Que penser, à l'inverse, de systèmes scolaires vraiment coercitifs, comme la Corée ou le Japon ? Réussissent-ils (bien mieux que nous) parce qu'on les humilie, qu'on les frappe, qu'on les accule au suicide au second échec à un examen ?
Etes-vous enseignante ou envisagez-vous de l'être ? Il y a des élèves que l'on conquiert avec de la douceur, d'autres avec des sarcasmes. C'est un jeu permanent. En fait, la carotte et le bâton — on n'a jamais fait mieux. À vous de doser, en fonction de votre évaluation de l'être humain que vous avez en face. Je dis souvent à mes élèves qu'ils peuvent se féliciter de m'avoir, parce qu'ils auront ainsi connu ce qu'il y a de pire. Mais un prof a des collègues, qui usent de trucs parfois très différents. Un élève se construit au milieu de ces contradictions. Il est un produit dialectique.
Quant à ceux qui sont morts de trouille… J'ai bien envie de vous répondre que l'on ne peut pas sauver tout le monde. J'ai un point de vue un peu darwinien, dans ce domaine : il faut s'efforcer de faire donner à chacun le meilleur de ce qu'il a, mais on ne peut pas éternellement lui tenir la tête hors de l'eau : que ferait-il le jour de la première confrontation sérieuse ? L'école est aussi école de vivre — et homo lupus homini est, comme dit Hobbes.
Bien à vous…
Brighelli

Ecrit par : brighelli | 09 février 2006

"Au royaume des aveugles les borgnes sont rois!"
Vous ne semblez pas goûter la boutade madame ou mademoiselle Cécile! Si vous alliez passer quelques mois en Finlande, croyez-moi vous ne vanteriez plus les mérites de leur système éducatif, du moins vous émettriez plus de réserves!
J'ai passé quelques mois dans un collège à Seïnajoki, pour rien au monde je ne souhaiterais m'y expatrier avec mes 4 enfants. Je n'ai jamais vu autant de visages d'enfants fermés , sans sourire!On y meurt d'ennui et on se noie dans la bière! Quand je lis l'article que vous citez , je reste donc songeuse. Mais je vous l'accorde c'est un avis très personnel.

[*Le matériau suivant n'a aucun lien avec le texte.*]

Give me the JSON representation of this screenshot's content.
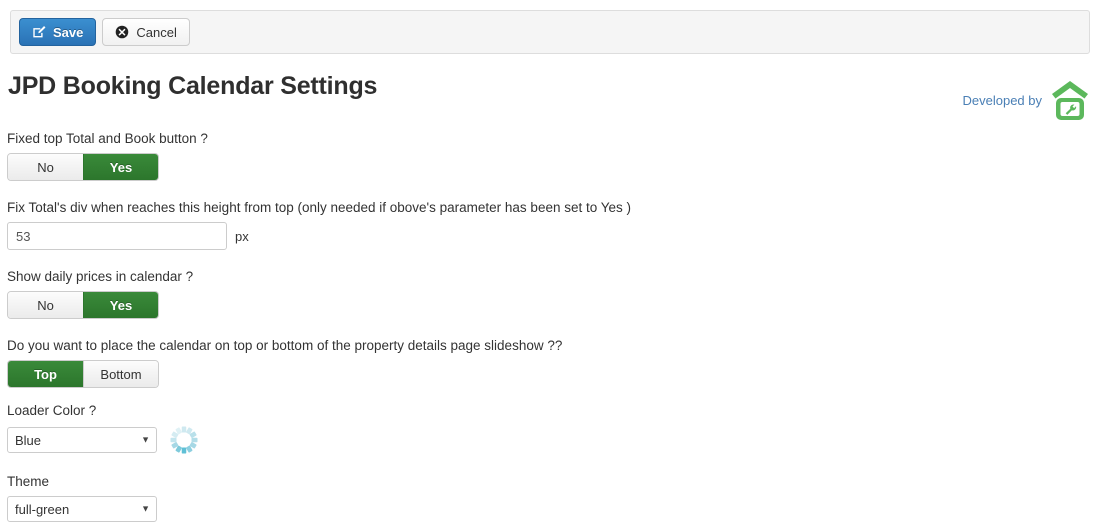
{
  "toolbar": {
    "save_label": "Save",
    "cancel_label": "Cancel",
    "save_icon": "pencil-square-icon",
    "cancel_icon": "x-circle-icon"
  },
  "header": {
    "title": "JPD Booking Calendar Settings",
    "developed_by_label": "Developed by",
    "logo_icon": "house-wrench-logo"
  },
  "colors": {
    "accent_green": "#2c762c",
    "save_blue": "#2a72b5",
    "link_blue": "#4a7fb5",
    "logo_green": "#5cb85c",
    "spinner_blue": "#a9d9e4"
  },
  "form": {
    "fields": [
      {
        "label": "Fixed top Total and Book button ?",
        "type": "toggle",
        "options": [
          "No",
          "Yes"
        ],
        "value": "Yes"
      },
      {
        "label": "Fix Total's div when reaches this height from top (only needed if obove's parameter has been set to Yes )",
        "type": "text",
        "value": "53",
        "placeholder": "",
        "unit": "px"
      },
      {
        "label": "Show daily prices in calendar ?",
        "type": "toggle",
        "options": [
          "No",
          "Yes"
        ],
        "value": "Yes"
      },
      {
        "label": "Do you want to place the calendar on top or bottom of the property details page slideshow ??",
        "type": "toggle",
        "options": [
          "Top",
          "Bottom"
        ],
        "value": "Top"
      },
      {
        "label": "Loader Color ?",
        "type": "select",
        "value": "Blue",
        "preview_icon": "loading-spinner-icon"
      },
      {
        "label": "Theme",
        "type": "select",
        "value": "full-green"
      }
    ]
  }
}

l'article que vous citez décrit une situation bien idyllique et très loin de la réalité, je suis surprise que vous le preniez pour argent comptant, il me semble que votre esprit critique est capable de pousser plus avant l'analyse.
Mais je nuance tout de même car ce séjour remonte à il y 7 ans et depuis cela a du bien changé!
Ceci dit c'est un pays magnifique que je vous invite, si vous ne l'avez déjà fait, à visiter. Les Finlandais sont charmants et très hospitaliers, notre "exotisme" les distraits des longues nuits et des jours sans nuit.
Mais revenons au débat qui nous anime. Pensons aux "petits écoliers" qui fréquentent nos écoles primaires car c'est vraiment là que le bas blesse et que tout commence...
Sagit-il vraiment de débattre sur l'aspect coercitif où non de l'enseignement en France? Il me semble que depuis 68 nous n'en sommes plus là...
y a-t-il un pédagogue dans la salle?

Ecrit par : Patricia Mesnigé-Marc | 09 février 2006

Monsieur Brighelli, je ne comprends pas pourquoi à chacune de mes interventions vous "bottez en touche" ; vous n'argumentez jamais sur le fond mais sur des "à côté" ; dans l'article par exemple on parle des élèves français DANS LEUR ENSEMBLE" et vous vous minimisez en ramenant ça à quelques cas isolés "frigorifiés par la peur de l'échec"!!!! (en plus ça sent un peu son mépris pour ces "pôvres" élèves là, je me trompe????) ; autre chose, vous n'avez pas compris (ou plutôt feint de ne pas comprendre) que je ne parlais des alcooliques que pour vous montrer le côté fallacieux de votre argument sur le taux de suicide finlandais !!!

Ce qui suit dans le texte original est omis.